How to Read like a Catholic (Augustine, Confessions)

How to Read like a Catholic (Augustine, Confessions) June 5, 2018

Augustine is one of those sources that you can’t help but turn to again and again in spiritual life. Catholic and Protestant arguments during the Reformation drew from Augustines’s work. He contains multitudes and yet his sentences can be so simple. “Magnus es, Domine,” You are great, Lord begins a work of monumental philosophical and devotional sophistication. Augustine know that reading is only worthwhile when it works toward particular truths.

When Augustine struggled to become Catholic, it was not out of any difficulty with philosophy. He had abandoned his old Manichean ways by a leap of faith. Not the sort of faith that comes from extensive study, though few had studied as much as Augustine. Rather, Augustine’s ideal faith goes back to childhood. He realizes that because he is sure of who his parents are, based only on what others told him, he must celebrate believing what he has heard. This is not an impressive form of faith to modern ears. It seems submissive, naïve,and un-analytical. Yet it is in the limits of our own knowledge that faith sneaks up on us.

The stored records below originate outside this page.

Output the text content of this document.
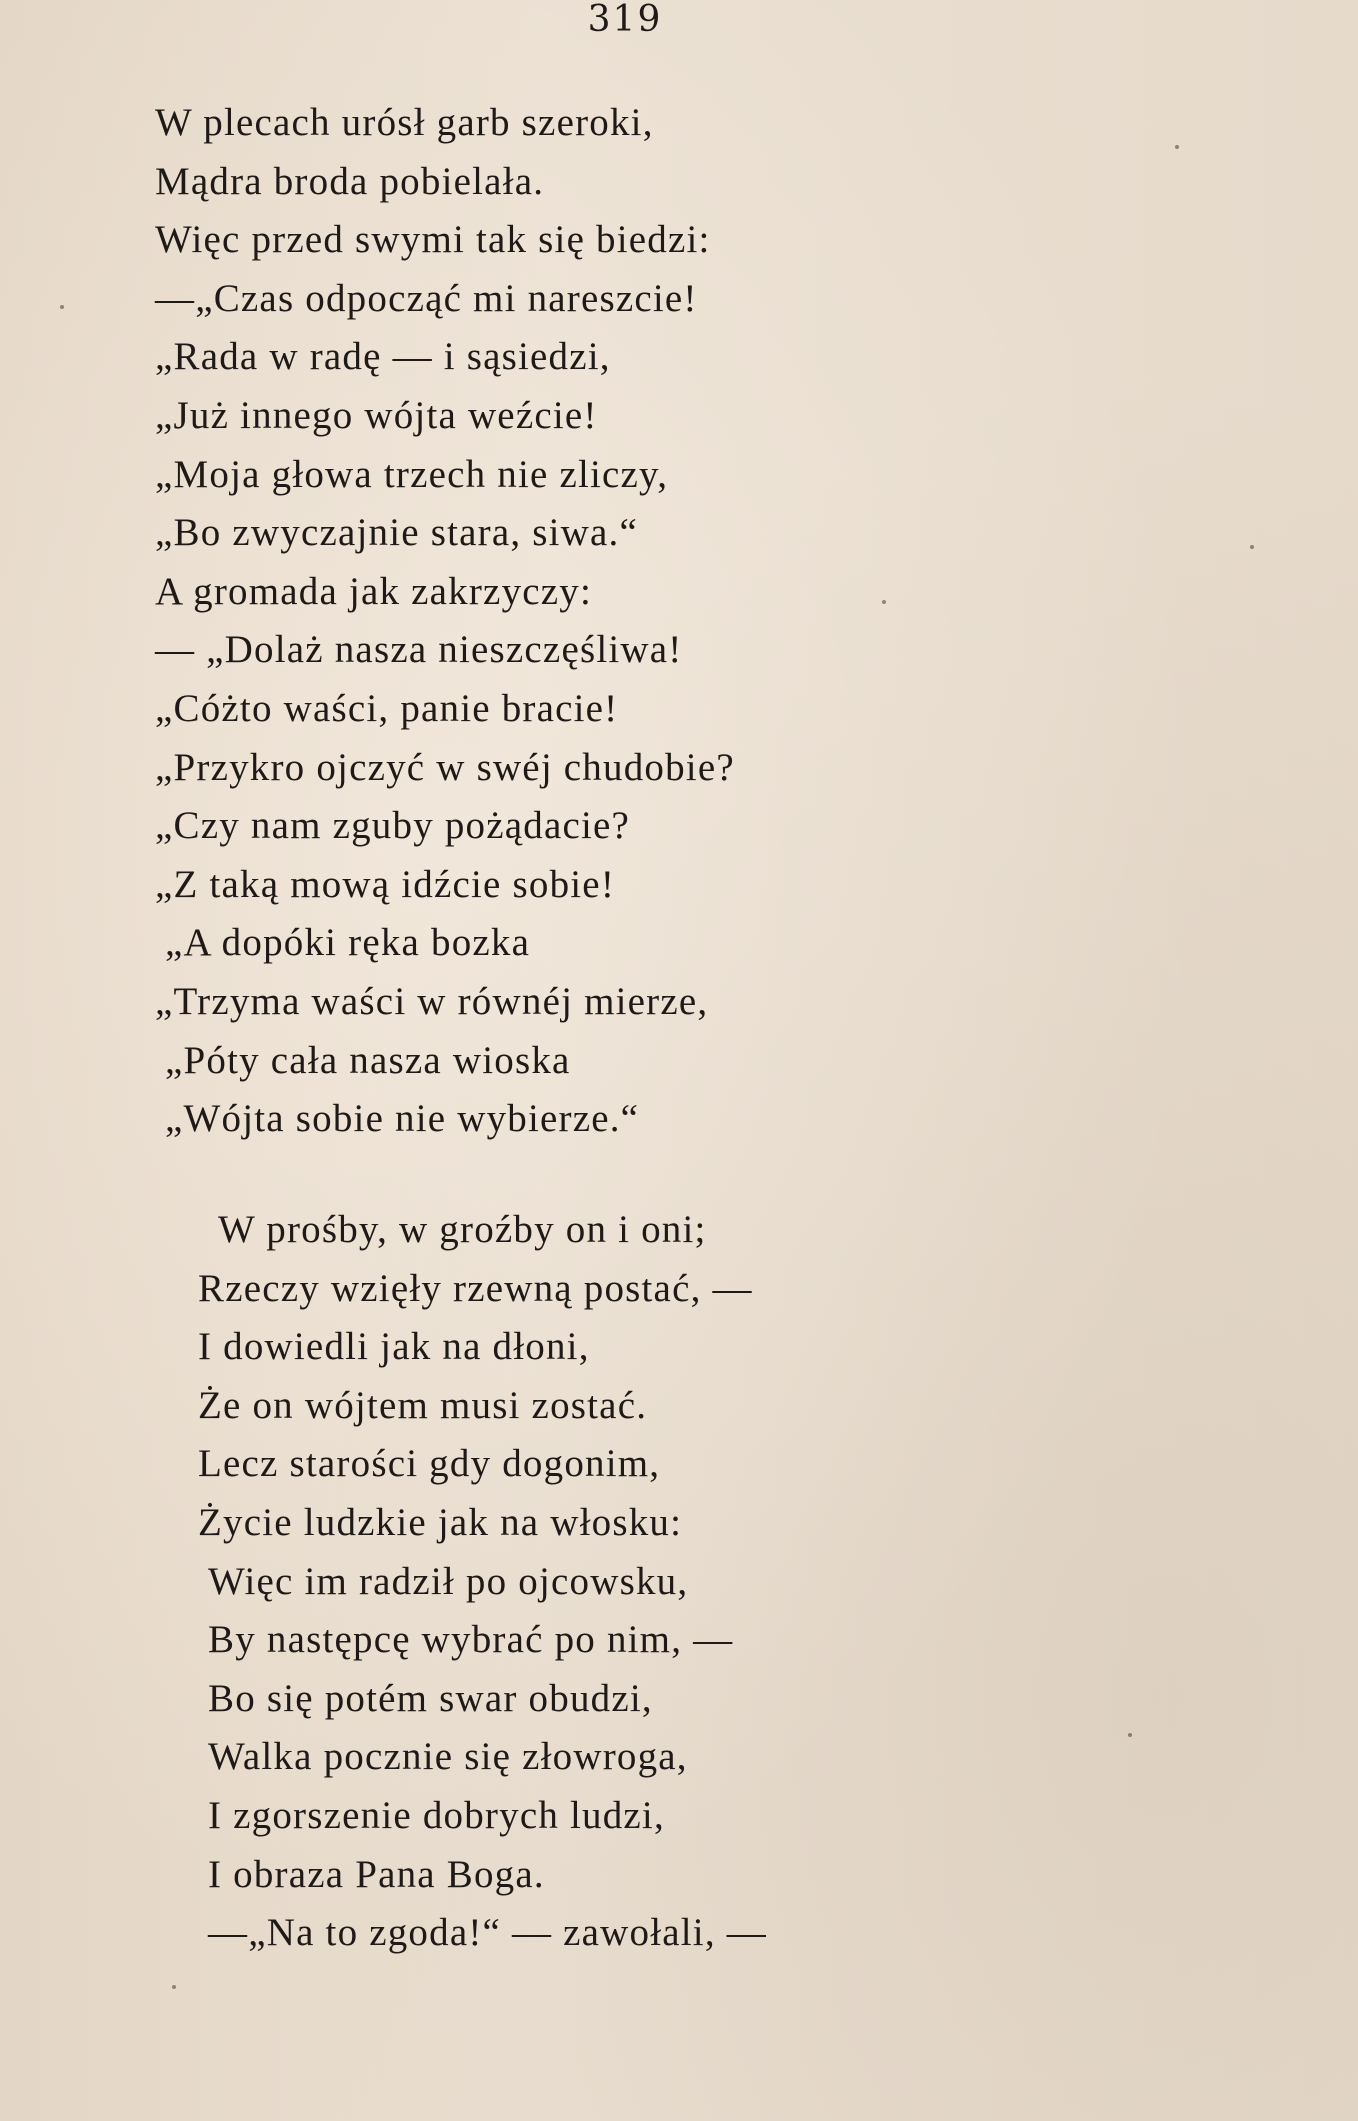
319
W plecach urósł garb szeroki,
Mądra broda pobielała.
Więc przed swymi tak się biedzi:
—„Czas odpocząć mi nareszcie!
„Rada w radę — i sąsiedzi,
„Już innego wójta weźcie!
„Moja głowa trzech nie zliczy,
„Bo zwyczajnie stara, siwa.“
A gromada jak zakrzyczy:
— „Dolaż nasza nieszczęśliwa!
„Cóżto waści, panie bracie!
„Przykro ojczyć w swéj chudobie?
„Czy nam zguby pożądacie?
„Z taką mową idźcie sobie!
„A dopóki ręka bozka
„Trzyma waści w równéj mierze,
„Póty cała nasza wioska
„Wójta sobie nie wybierze.“
W prośby, w groźby on i oni;
Rzeczy wzięły rzewną postać, —
I dowiedli jak na dłoni,
Że on wójtem musi zostać.
Lecz starości gdy dogonim,
Życie ludzkie jak na włosku:
Więc im radził po ojcowsku,
By następcę wybrać po nim, —
Bo się potém swar obudzi,
Walka pocznie się złowroga,
I zgorszenie dobrych ludzi,
I obraza Pana Boga.
—„Na to zgoda!“ — zawołali, —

Augustine wrote some of the funniest pages on the selfishness of infants. He was selfish too. He stole pears from an orchard and, when he was older, fell into lust that lingered long after his mind had found Catholicism. Augustine’s lust was conquered by reading. The passage, however, isn’t particularly magical. There Augustine is: miserable, aware of all of his failings when all of a sudden he hears a voice tell him to read. He goes over to his copy of St Paul’s Writings, and reads a passage from Romans:

“Not in riots and drunken parties, not in eroticism and indecencies, not in strife and rivalry, but put on the Lord Jesus Christ and make no provision for the flesh in its ‘lusts’” (Rom 13: 13-14)

 

It’s hard to believe Augustine didn’t already know this passage. Even if he didn’t, the message is hardly surprising. Anyone with even a small knowledge of Paul knows he is no fan of lust. So why this passage? From Romans no less, one of the stricter epistles written by Paul (there are stricter epistles written by the Pauline School to be sure)? It is not what the text said that is important. The text arrives in a context where maximum legibility was possible. He was ready to hear it, he had prepared himself to hear it by indulging in his shame and misery, and he submitted to the offer of the text.

I called this post “How to Read like a Catholic” not because I think there is a way Catholics should read that is different from others. Rather, in the Catholic tradition we know that focus and receptivity are important for discovery. Our devotional life and are reading life are linked, no matter how we build walls between them. Not because we cannot be free thinking, but because we know the way text can change our days and our lives. Augustine did not try to outsmart the text in front of him. He surrendered to it. Though Catholics have been some of the most brilliant and prolific  textual commentators in history, a Catholic reader knows when to put the pen down and listen, aware of the gift of time, text, and place that came together in the moment of reading. A miracle if you think about it, but don’t think about it too hard.